Причина? Когда-то он обмолвился, что не должен писать стихов, потому что очень хорошо умеет делать это, но тут было другое. Не проблемы с техникой, совершенное владение которой якобы мешало ему, и даже не проблемы со здоровьем. Другое… Что именно – не объяснил, во всяком случае тогда, но он исчерпывающе сделал это еще четыре года назад в письме к матери: «Я утратил остроту восприятий и впечатлений, как инструмент, разбит». Шел апрель семнадцатого, воспринимать было что, Блок пишет об истерическом нагромождении событий и фактов, прибавляя, однако, что безобразное количество фактов только оглушительно, всегда антимузыкально, то есть бессмысленно.
Он часто и разным людям жаловался, что все звуки прекратились. Не пишет, потому что не слышит. «Писать стихи забывший Блок» – это его собственные слова. А раз нет стихов, зачем жить? «Делается что-то. Быть готовым. Ничего, кроме музыки, не спасет», – записал он в дневнике еще 4 марта 1918 года. И вот это таинственное «что-то» сделалось. Музыки нет больше. А значит, ничего не спасет. Но он готов. Он отправляется умирать. Во всяком случае, из Москвы уезжает раньше намеченного срока.
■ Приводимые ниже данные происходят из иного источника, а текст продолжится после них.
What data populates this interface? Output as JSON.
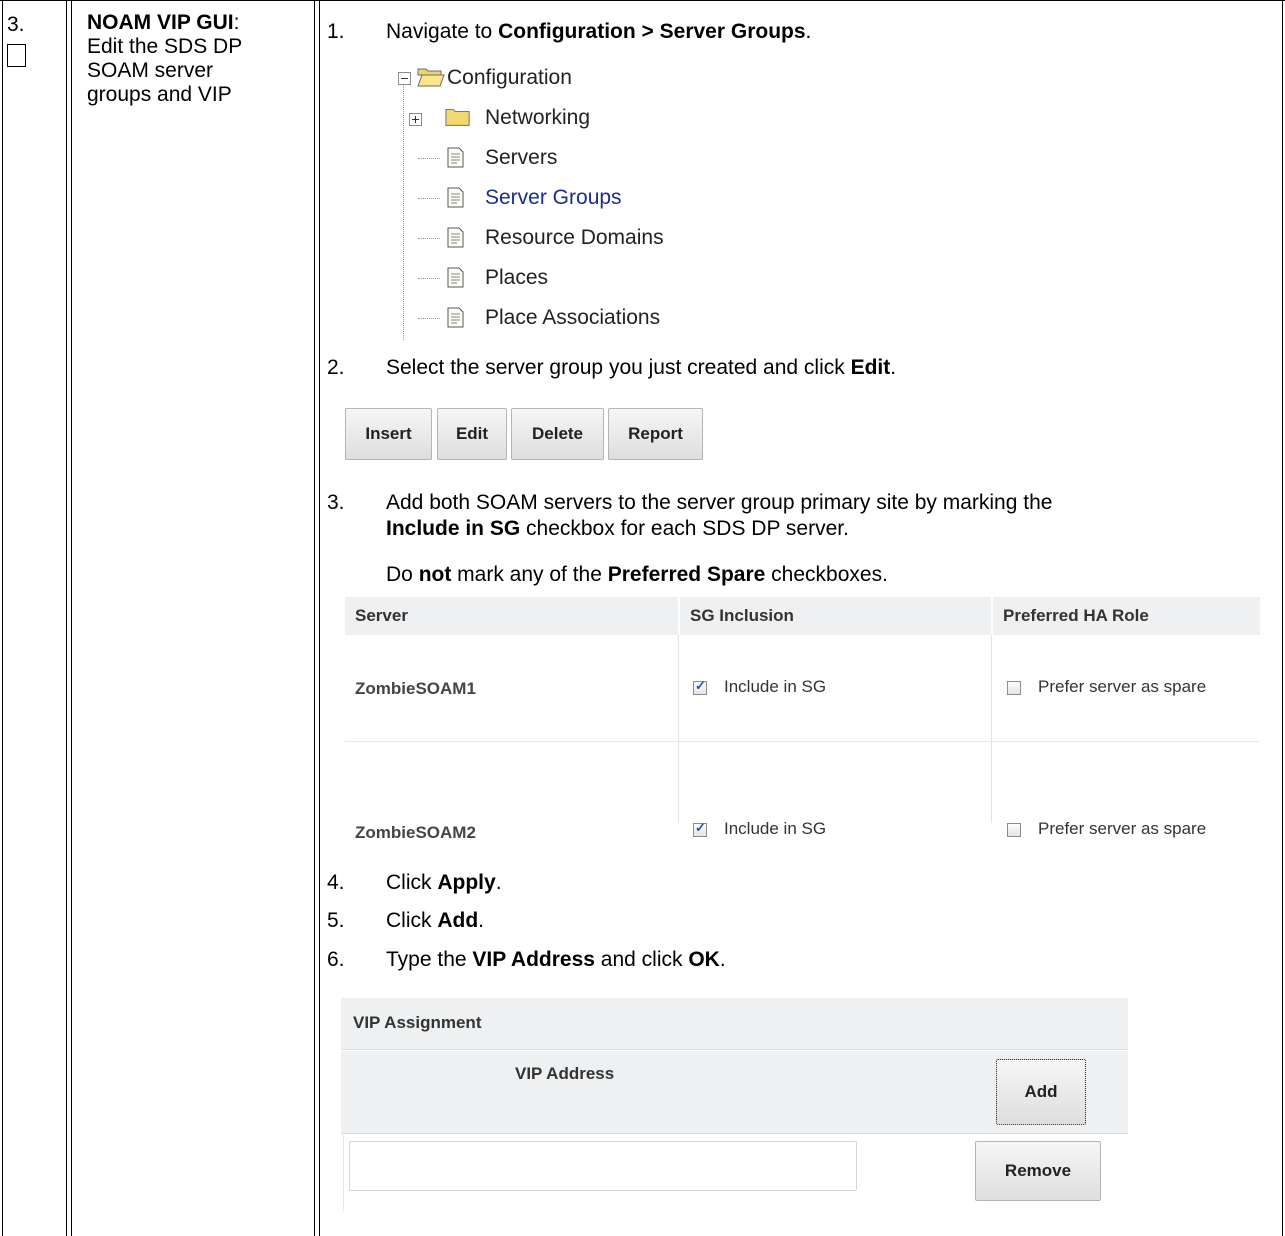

Провожала его, как и встречала чуть больше недели назад, Надежда Александровна Нолле-Коган. «Блок вошел в вагон и стоял у окна, а я возле. Вот поезд задребезжал, скрипнул и медленно тронулся. Я пошла рядом. Внезапно Блок, склонившись из окна вагона, твердо проговорил: „Прощайте, да, теперь уже прощайте…“ Я обомлела. Какое лицо! Какие мученические глаза!» Но при этом – ни одной жалобы… Ни малейшего ропота на судьбу… «Уменьем умирать душа облагорожена». Он написал это пятнадцать лет назад, уже тогда все понимая и все предвидя. А еще годом раньше, будучи двадцати шести лет от роду, вывел, заканчивая стихи «Сын и мать», которые посвятил матери: «Сын не забыл родную мать: сын воротился умирать».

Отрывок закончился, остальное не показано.